Google was able to gather together massive amounts of data from the power of real humans and the crowd.
They used the started collecting massive amounts of seed data. Something they needed for RankBrain to work its deep learning wonders as accurately as possible, so it can perform its AI and pattern matching in the future – without telling us they would be using it for RankBrain!
Afterall, if they told us they were going to use it for seed data for Penguin Realtime – we could have submitted large chunks of gibberish data to trick RankBrain and make Penguin real time inaccurate… which would take us back to 2013 and they would have to figure out another way to get the large data sets they needed 🙂
I take my hats off to the genius core team that derived the steps to this amazing con. I’m guessing probably just a few in the top order knew the entire game and how it would pan out and Matt Cutts couldn’t handle the pressure anymore, which is why he exited (or was asked to leave? who knows).
So, with the Disavow Tool, Google threw a cleverly disguised lifeline towards SEOs in the form of a magic pill that it claimed would save their penalized sites.
As we SEOs ran around like headless chickens drowning – they literally threw us this lifeline called the “Disavow Tool” that promised to work as they said, but was in reality only collecting large droves of manual data that Google desperately needed.
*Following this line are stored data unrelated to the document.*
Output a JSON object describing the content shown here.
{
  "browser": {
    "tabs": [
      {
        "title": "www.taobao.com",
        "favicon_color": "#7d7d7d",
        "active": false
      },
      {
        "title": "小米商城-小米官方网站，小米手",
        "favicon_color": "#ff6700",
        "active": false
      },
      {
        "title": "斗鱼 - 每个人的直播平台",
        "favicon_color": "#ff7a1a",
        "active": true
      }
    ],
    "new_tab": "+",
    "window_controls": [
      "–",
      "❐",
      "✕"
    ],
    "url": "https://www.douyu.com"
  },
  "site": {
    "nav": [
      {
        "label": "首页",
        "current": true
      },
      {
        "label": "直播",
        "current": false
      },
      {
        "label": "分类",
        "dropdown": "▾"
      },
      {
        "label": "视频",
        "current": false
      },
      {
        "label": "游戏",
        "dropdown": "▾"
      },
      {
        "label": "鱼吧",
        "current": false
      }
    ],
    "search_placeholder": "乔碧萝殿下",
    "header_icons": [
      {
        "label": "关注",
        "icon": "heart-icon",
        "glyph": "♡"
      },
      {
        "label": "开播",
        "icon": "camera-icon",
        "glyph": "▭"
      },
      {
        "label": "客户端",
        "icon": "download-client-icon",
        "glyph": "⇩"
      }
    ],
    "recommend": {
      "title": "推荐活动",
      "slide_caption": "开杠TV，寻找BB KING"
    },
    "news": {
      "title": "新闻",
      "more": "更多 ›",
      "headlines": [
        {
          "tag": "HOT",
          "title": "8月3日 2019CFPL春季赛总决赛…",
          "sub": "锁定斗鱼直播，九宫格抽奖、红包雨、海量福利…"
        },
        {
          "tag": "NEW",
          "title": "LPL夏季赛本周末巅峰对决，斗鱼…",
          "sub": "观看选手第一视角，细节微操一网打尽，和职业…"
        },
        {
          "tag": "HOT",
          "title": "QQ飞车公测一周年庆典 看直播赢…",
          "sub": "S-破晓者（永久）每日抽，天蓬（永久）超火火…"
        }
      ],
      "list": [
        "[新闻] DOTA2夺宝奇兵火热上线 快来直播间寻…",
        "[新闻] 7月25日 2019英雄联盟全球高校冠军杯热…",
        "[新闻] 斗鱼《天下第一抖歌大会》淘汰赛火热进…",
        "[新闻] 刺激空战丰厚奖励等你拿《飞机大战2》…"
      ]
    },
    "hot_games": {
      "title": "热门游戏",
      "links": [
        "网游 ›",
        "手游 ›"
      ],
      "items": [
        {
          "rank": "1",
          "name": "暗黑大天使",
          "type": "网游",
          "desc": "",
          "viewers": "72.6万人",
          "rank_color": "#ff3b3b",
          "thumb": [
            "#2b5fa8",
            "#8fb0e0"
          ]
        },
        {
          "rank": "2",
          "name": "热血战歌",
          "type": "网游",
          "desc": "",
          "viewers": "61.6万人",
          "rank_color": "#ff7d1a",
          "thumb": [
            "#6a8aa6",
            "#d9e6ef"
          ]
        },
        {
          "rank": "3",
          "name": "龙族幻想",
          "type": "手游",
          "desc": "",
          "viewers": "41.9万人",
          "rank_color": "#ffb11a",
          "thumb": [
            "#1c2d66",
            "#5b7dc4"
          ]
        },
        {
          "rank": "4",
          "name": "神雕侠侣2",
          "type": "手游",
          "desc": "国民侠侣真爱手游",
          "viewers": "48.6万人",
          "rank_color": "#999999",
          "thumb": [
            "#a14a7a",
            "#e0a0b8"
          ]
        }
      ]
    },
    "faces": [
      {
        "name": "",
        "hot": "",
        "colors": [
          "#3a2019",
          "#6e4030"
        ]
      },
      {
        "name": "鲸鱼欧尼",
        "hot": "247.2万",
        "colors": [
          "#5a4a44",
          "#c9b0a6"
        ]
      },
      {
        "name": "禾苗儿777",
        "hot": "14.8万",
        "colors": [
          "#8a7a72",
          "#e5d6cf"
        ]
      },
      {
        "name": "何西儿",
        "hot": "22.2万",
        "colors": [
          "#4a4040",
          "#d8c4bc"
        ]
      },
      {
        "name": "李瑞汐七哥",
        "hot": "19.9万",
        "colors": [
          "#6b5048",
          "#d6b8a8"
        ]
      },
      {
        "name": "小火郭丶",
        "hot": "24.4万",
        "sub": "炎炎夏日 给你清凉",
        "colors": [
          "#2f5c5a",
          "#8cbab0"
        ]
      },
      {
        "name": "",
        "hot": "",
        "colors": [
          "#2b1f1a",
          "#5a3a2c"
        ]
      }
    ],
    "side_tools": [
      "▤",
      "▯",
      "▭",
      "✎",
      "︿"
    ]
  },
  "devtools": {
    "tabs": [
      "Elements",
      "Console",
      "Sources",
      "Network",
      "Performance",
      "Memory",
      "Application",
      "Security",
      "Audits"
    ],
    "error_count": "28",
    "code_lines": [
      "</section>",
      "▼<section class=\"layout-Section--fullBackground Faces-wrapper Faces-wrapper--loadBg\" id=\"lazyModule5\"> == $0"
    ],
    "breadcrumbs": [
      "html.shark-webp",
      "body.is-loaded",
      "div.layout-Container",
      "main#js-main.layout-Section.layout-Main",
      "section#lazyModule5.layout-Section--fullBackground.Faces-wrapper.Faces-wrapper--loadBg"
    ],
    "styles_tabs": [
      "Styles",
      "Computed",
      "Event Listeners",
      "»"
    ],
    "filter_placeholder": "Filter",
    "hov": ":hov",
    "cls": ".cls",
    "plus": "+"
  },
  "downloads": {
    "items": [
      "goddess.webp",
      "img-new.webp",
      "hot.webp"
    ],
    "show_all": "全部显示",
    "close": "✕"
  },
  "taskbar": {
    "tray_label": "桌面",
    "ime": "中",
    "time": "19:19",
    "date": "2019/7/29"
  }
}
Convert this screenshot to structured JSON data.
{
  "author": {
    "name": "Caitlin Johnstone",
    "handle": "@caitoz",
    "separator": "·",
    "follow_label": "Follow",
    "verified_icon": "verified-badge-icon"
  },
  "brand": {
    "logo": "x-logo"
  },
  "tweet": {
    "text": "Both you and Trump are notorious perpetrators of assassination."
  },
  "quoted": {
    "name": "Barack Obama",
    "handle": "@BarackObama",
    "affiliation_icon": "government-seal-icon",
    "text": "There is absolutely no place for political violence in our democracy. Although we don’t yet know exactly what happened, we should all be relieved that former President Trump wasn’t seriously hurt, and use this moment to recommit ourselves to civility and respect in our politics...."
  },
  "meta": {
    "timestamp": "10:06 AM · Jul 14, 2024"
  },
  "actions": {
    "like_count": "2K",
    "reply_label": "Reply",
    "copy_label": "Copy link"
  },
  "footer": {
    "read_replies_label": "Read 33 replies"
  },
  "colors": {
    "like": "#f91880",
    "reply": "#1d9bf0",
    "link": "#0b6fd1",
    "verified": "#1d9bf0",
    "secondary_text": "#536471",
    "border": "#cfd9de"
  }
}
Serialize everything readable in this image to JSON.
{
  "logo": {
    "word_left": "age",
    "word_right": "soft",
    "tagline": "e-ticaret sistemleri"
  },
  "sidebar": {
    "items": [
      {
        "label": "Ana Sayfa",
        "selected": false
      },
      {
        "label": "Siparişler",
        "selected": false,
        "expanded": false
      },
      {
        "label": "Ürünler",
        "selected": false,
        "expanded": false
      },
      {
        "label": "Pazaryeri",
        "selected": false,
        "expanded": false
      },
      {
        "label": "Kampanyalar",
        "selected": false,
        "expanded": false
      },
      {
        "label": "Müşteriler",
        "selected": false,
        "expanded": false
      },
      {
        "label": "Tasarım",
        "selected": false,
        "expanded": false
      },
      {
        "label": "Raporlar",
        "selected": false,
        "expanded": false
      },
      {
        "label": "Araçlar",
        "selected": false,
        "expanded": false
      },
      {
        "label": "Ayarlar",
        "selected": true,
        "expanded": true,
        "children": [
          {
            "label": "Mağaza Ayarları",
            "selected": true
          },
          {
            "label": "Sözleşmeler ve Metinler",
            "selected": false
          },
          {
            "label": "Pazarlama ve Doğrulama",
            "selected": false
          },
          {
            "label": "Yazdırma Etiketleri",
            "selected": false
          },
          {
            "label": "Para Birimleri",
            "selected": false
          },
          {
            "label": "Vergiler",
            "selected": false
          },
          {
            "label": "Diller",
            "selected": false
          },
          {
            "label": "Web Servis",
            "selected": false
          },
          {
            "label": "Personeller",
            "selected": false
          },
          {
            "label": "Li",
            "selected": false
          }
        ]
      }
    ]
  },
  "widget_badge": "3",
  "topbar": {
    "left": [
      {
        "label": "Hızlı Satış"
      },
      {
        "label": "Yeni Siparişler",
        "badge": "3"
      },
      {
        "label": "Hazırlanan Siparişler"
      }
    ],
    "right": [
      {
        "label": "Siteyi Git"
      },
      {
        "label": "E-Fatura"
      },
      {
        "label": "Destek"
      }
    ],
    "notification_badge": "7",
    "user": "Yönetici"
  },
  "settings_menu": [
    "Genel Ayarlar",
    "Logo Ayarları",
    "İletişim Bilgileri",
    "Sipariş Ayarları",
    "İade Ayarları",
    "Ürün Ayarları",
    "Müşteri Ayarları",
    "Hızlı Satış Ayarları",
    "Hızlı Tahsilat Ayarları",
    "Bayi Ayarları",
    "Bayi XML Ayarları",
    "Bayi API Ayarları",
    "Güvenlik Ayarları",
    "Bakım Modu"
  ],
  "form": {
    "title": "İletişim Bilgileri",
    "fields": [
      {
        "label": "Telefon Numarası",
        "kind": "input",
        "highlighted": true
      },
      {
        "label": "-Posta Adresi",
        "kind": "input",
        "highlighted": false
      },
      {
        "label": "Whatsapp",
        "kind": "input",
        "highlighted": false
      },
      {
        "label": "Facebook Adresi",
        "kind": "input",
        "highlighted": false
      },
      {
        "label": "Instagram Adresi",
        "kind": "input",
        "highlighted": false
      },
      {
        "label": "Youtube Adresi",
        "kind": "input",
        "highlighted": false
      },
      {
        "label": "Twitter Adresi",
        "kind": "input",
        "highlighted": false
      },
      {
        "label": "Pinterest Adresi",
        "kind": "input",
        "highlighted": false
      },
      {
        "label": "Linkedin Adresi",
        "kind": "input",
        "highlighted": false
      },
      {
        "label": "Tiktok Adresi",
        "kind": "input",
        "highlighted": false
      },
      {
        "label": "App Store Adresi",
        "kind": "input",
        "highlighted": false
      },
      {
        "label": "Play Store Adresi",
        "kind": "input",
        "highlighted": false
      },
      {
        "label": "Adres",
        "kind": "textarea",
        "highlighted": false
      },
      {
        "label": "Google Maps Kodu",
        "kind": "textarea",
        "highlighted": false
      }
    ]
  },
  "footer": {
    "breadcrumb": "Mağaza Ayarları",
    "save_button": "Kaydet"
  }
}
All along, they knew innocent people and SEOs would be shaken by Penguin and we would become desperate to recover our sites.
Google wanted us to be desperate. Because they wanted us to work manually and toil in large numbers to identify toxic links so it could feed this data into RankBrain.
As Google engineers discovered the wonders of AI and deep learning and how it could save their engine from all the spam that was surfacing and could destroy the company itself.
And, they had to execute a carefully crafted set of steps… for the media, for people, for users. And it had to make “sense”.
I’ll say it again… they had RankBrain being developed underground all this time, and they knew that it was no good without any seed data.
And data is what they needed… data in massive amounts.
Natural, authentic data .. that could only be analyzed and categorized by real humans – manually.
Without this RankBrain is an empty head with no memories to act upon.
And once RankBrain was fed this baseline data that we humans profiled for it, they could use it to identify toxic links automatically with a very high probability (almost 100%).
The more authentic data, and the more amounts of data they had – the better it could get at identifying toxic links “in real time”.
So, now over a few years – Google has fed Rank Brain with toxic link data identified by real humans (the crowd). We SEOs waited and waited for Penguin 4 to come out.
But, Google kept holding back its release.
Because they wanted more and more human submitted data. They had only one shot at this, and they couldn’t screw it up.
Finally, once they reached their accurate tipping point. The released Penguin Real time.
And all that massive seed data we submitted to them over the years, now formed the AI behind them being able to confidently identify toxic links in real time using AI and deep learning.
Now that Google has gotten a far more evolved Rank Brain in terms of the data it has, they can essentially, very accurately devalue a bad backlink with almost 100% certainty in real time and in turn allow us to fix things also in real time.
Sure they’ve take a giant leap forward in combating spam in a fair manner so sites that are unfairly hit (even by negative SEO) can now get out of the sandbox faster… but lets look at the bigger picture here.
We humans have been conned into training an AI that is supposed to work for our own good in the long run – but may eventually take a shape of its own.
If you’re wondering if any of this can potentially be harmful for us, who knows?
Google engineers have admitted that they themselves don’t understand how RankBrain comes up with a lot of its ranking data – which could be used to our advantage as we find holes before engineers do.